Nonetheless, the G700 recently completed several certification test points during field performance and flying qualities trials. Meanwhile, the G700 has amassed more than 25 city-pair speed records on a world tour of two outfitted production aircraft last year and continuing customer visits worldwide. That includes one just set on the flight to EBACE, arriving in Geneva from Mumbai, India, in 8 hours 34 minutes at an average speed of Mach 0.90.

G800 certification is expected six to nine months after the G700; it’s exempted from many of the flight tests the larger sibling completed thanks to systems commonality. Burns noted five test aircraft were built for the G700 certification program and only two for the G800. “We've done all the heavy lifting on the 700,” he said. “I would hope that we can get G800 certification in the early part of 2024.”

Following those approvals, Gulfstream will “move right into G400” certification, Burns said. Four test aircraft are in that program. The company by then will have certified the G500, G600, G700, and G800—all since 2018. “That allows us to show the commonality of the airplanes with the regulators,” which should smooth the G400’s entry to service, he said.

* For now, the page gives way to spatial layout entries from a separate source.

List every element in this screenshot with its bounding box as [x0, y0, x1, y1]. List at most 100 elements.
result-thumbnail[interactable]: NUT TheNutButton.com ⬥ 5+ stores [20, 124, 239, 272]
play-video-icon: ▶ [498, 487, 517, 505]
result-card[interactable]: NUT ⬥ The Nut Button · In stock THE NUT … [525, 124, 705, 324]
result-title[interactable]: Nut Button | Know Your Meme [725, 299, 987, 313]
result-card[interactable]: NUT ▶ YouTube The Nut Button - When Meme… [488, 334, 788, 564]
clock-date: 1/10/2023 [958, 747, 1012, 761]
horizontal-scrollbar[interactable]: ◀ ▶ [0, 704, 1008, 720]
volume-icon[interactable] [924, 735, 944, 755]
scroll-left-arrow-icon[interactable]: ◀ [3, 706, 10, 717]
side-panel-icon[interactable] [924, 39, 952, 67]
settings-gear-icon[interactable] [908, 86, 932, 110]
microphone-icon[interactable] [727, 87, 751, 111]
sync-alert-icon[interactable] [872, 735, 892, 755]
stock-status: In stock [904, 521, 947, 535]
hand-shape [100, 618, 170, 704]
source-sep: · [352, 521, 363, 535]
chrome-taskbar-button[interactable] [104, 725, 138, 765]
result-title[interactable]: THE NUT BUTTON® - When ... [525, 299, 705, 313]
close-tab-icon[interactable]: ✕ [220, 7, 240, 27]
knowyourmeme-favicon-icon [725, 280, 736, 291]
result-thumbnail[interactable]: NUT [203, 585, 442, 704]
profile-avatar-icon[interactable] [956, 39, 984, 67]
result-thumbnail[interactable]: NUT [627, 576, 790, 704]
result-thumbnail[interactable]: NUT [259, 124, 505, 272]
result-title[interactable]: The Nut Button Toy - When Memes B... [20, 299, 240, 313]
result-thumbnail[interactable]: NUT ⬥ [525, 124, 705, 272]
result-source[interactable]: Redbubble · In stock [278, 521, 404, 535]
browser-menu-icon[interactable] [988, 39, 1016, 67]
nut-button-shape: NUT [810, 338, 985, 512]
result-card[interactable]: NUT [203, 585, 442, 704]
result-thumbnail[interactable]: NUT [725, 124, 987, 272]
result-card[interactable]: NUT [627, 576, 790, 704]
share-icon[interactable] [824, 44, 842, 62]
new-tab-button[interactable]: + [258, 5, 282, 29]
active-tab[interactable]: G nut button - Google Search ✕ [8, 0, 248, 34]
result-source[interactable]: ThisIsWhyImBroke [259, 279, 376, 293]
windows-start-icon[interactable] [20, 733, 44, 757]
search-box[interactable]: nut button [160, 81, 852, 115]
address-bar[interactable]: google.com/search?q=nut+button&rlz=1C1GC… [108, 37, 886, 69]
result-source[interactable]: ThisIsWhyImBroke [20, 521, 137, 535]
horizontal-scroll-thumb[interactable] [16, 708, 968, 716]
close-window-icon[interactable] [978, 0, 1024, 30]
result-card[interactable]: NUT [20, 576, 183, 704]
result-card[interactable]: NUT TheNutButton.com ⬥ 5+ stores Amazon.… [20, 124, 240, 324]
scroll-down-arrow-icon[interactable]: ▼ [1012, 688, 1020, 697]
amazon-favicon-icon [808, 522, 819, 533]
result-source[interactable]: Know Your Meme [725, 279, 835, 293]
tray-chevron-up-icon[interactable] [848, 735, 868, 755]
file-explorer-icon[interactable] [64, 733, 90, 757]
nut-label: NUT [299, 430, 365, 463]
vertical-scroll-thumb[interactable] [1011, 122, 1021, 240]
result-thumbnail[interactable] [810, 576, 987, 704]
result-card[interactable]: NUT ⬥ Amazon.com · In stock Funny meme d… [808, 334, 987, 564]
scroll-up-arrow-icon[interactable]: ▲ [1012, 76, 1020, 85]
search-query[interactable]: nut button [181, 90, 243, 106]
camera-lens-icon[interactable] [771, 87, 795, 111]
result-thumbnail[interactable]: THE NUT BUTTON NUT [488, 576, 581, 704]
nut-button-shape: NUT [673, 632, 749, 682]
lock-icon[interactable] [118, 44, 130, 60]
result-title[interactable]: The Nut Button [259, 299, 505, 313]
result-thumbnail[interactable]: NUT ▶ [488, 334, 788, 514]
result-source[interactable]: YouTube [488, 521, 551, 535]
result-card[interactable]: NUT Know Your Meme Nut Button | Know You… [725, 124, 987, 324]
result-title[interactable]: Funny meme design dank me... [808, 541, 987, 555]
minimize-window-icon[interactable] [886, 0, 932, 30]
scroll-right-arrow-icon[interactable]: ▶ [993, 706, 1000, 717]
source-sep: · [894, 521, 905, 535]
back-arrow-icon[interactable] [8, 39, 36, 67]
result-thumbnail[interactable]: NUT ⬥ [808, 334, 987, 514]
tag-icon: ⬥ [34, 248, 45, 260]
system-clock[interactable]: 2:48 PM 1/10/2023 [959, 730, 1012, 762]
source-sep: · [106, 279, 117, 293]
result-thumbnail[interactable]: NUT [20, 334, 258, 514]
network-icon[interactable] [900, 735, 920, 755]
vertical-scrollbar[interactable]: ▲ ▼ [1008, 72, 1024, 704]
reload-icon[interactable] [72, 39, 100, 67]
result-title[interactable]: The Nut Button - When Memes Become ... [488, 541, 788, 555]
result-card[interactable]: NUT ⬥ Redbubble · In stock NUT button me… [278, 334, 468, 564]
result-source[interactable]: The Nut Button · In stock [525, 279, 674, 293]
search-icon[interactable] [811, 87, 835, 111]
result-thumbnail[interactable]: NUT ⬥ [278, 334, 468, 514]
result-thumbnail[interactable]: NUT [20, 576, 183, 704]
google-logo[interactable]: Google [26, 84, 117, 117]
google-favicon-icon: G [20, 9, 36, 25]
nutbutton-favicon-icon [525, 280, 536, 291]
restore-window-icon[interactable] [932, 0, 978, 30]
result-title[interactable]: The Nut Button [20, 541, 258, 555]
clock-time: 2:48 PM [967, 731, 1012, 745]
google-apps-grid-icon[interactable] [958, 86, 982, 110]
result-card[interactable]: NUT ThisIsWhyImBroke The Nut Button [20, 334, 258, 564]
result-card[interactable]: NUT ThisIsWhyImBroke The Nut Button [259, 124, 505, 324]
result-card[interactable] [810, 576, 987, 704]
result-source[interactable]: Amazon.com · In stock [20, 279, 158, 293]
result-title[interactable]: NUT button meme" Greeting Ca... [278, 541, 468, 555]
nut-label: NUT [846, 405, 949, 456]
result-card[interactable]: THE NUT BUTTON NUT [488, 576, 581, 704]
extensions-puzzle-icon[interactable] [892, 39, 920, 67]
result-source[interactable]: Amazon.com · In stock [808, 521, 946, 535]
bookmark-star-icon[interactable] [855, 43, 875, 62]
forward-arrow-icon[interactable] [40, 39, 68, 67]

Burns recounted a 2018 meeting with the EASA and FAA, in which the company asked for “the most stringent way that certifying airplane would be so that on the same day we can get EASA and FAA certification.” Since then, he said, “we've been endeavoring to do exactly what they asked us to do, and our intent is to get simultaneous certification of the airplanes and our production certificate.”

But, Burns added, “We're not the judge or the jury, so they get to decide when we finish.”

That G700 and 800 are on view this week at Gulfstream’s EBACE 2023 static display (Static AD_08), along with the entire lineup of in-production models: the G280, G500, G600, and G650/ER.